An einem frühen Morgen trafen sich ein Tiger und ein Bär auf dem Berge und unterhielten sich. »Könnten wir doch Mensch werden!« sagten sie zueinander.

Hoang-ung hörte dies und antwortete mit hohler Stimme, wie von weit her: »Hier sind zwanzig Knoblauchzwiebeln und Wermut für jeden von euch. Eßt dies, und zieht euch für dreimal sieben Tage vom Licht der Sonne zurück — und ihr werdet Menschen!«

Beide aßen nach diesem göttlichen Rat die Pflanzen und verkrochen sich in eine Höhle. Doch der Tiger konnte es infolge der Lebhaftigkeit seiner Natur nicht so lange aushalten und kam vor der festgesetzten Zeit wieder ans Tageslicht, während der Bär, mit mehr Geduld und Standhaftigkeit ausgestattet, die dreimal sieben Tage abwartete und dann als vollkommene Frau aus der Höhle heraustrat.

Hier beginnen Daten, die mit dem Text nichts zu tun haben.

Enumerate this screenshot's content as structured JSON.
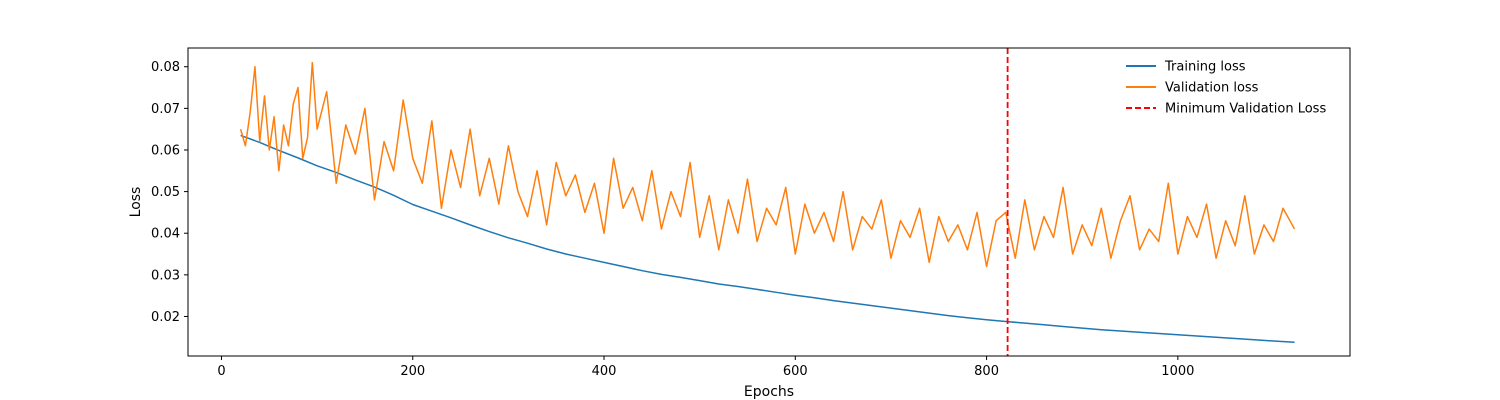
{
  "chart_data": {
    "type": "line",
    "title": "",
    "xlabel": "Epochs",
    "ylabel": "Loss",
    "xlim": [
      -35,
      1180
    ],
    "ylim": [
      0.0105,
      0.0845
    ],
    "x_ticks": [
      0,
      200,
      400,
      600,
      800,
      1000
    ],
    "y_ticks": [
      0.02,
      0.03,
      0.04,
      0.05,
      0.06,
      0.07,
      0.08
    ],
    "grid": false,
    "legend_position": "top-right",
    "series": [
      {
        "name": "Training loss",
        "color": "#1f77b4",
        "style": "solid",
        "x": [
          20,
          40,
          60,
          80,
          100,
          120,
          140,
          160,
          180,
          200,
          220,
          240,
          260,
          280,
          300,
          320,
          340,
          360,
          380,
          400,
          420,
          440,
          460,
          480,
          500,
          520,
          540,
          560,
          580,
          600,
          620,
          640,
          660,
          680,
          700,
          720,
          740,
          760,
          780,
          800,
          820,
          840,
          860,
          880,
          900,
          920,
          940,
          960,
          980,
          1000,
          1020,
          1040,
          1060,
          1080,
          1100,
          1122
        ],
        "values": [
          0.0635,
          0.0618,
          0.0599,
          0.0581,
          0.0562,
          0.0546,
          0.0528,
          0.0511,
          0.0491,
          0.0469,
          0.0453,
          0.0437,
          0.042,
          0.0404,
          0.0389,
          0.0376,
          0.0362,
          0.035,
          0.034,
          0.033,
          0.032,
          0.031,
          0.0301,
          0.0294,
          0.0286,
          0.0278,
          0.0272,
          0.0265,
          0.0258,
          0.0251,
          0.0245,
          0.0238,
          0.0232,
          0.0226,
          0.022,
          0.0214,
          0.0208,
          0.0202,
          0.0197,
          0.0192,
          0.0188,
          0.0184,
          0.018,
          0.0176,
          0.0172,
          0.0168,
          0.0165,
          0.0162,
          0.0159,
          0.0156,
          0.0153,
          0.015,
          0.0147,
          0.0144,
          0.0141,
          0.0138
        ]
      },
      {
        "name": "Validation loss",
        "color": "#ff7f0e",
        "style": "solid",
        "x": [
          20,
          25,
          30,
          35,
          40,
          45,
          50,
          55,
          60,
          65,
          70,
          75,
          80,
          85,
          90,
          95,
          100,
          110,
          120,
          130,
          140,
          150,
          160,
          170,
          180,
          190,
          200,
          210,
          220,
          230,
          240,
          250,
          260,
          270,
          280,
          290,
          300,
          310,
          320,
          330,
          340,
          350,
          360,
          370,
          380,
          390,
          400,
          410,
          420,
          430,
          440,
          450,
          460,
          470,
          480,
          490,
          500,
          510,
          520,
          530,
          540,
          550,
          560,
          570,
          580,
          590,
          600,
          610,
          620,
          630,
          640,
          650,
          660,
          670,
          680,
          690,
          700,
          710,
          720,
          730,
          740,
          750,
          760,
          770,
          780,
          790,
          800,
          810,
          820,
          830,
          840,
          850,
          860,
          870,
          880,
          890,
          900,
          910,
          920,
          930,
          940,
          950,
          960,
          970,
          980,
          990,
          1000,
          1010,
          1020,
          1030,
          1040,
          1050,
          1060,
          1070,
          1080,
          1090,
          1100,
          1110,
          1122
        ],
        "values": [
          0.065,
          0.061,
          0.069,
          0.08,
          0.062,
          0.073,
          0.06,
          0.068,
          0.055,
          0.066,
          0.061,
          0.071,
          0.075,
          0.058,
          0.063,
          0.081,
          0.065,
          0.074,
          0.052,
          0.066,
          0.059,
          0.07,
          0.048,
          0.062,
          0.055,
          0.072,
          0.058,
          0.052,
          0.067,
          0.046,
          0.06,
          0.051,
          0.065,
          0.049,
          0.058,
          0.047,
          0.061,
          0.05,
          0.044,
          0.055,
          0.042,
          0.057,
          0.049,
          0.054,
          0.045,
          0.052,
          0.04,
          0.058,
          0.046,
          0.051,
          0.043,
          0.055,
          0.041,
          0.05,
          0.044,
          0.057,
          0.039,
          0.049,
          0.036,
          0.048,
          0.04,
          0.053,
          0.038,
          0.046,
          0.042,
          0.051,
          0.035,
          0.047,
          0.04,
          0.045,
          0.038,
          0.05,
          0.036,
          0.044,
          0.041,
          0.048,
          0.034,
          0.043,
          0.039,
          0.046,
          0.033,
          0.044,
          0.038,
          0.042,
          0.036,
          0.045,
          0.032,
          0.043,
          0.045,
          0.034,
          0.048,
          0.036,
          0.044,
          0.039,
          0.051,
          0.035,
          0.042,
          0.037,
          0.046,
          0.034,
          0.043,
          0.049,
          0.036,
          0.041,
          0.038,
          0.052,
          0.035,
          0.044,
          0.039,
          0.047,
          0.034,
          0.043,
          0.037,
          0.049,
          0.035,
          0.042,
          0.038,
          0.046,
          0.041
        ]
      }
    ],
    "vlines": [
      {
        "name": "Minimum Validation Loss",
        "x": 822,
        "color": "#ff0000",
        "style": "dashed"
      }
    ],
    "legend": [
      "Training loss",
      "Validation loss",
      "Minimum Validation Loss"
    ]
  }
}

Ihr erster Herzenswunsch war, Mutter zu werden, und laut schrie sie: »Gib mir einen Sohn! Gib mir einen Sohn!«

Hoang-ung, der Geisterkönig, begab sich auf Windesflügeln zu ihr, blickte sie an, da sie am Ufer eines Flusses saß, umkreiste sie und überströmte sie mit kraftvollem Hauche. So ward ihr Flehen erhört und sie gebar einen Sohn. Die Mutter legte dieses ihr Kind, in Moos gewickelt, unter den gleichen Sandelbaum, unter dem Hoang-ung einst seine Genossen versammelt hatte, und hier war es auch, wo viele Jahre später das damals noch unkultivierte Volk jenes Landes ihn sitzend fand und ihn zu seinem Könige ausrief. Sein Name aber war Tan-kun, [12] »Fürst des Sandelbaumes«.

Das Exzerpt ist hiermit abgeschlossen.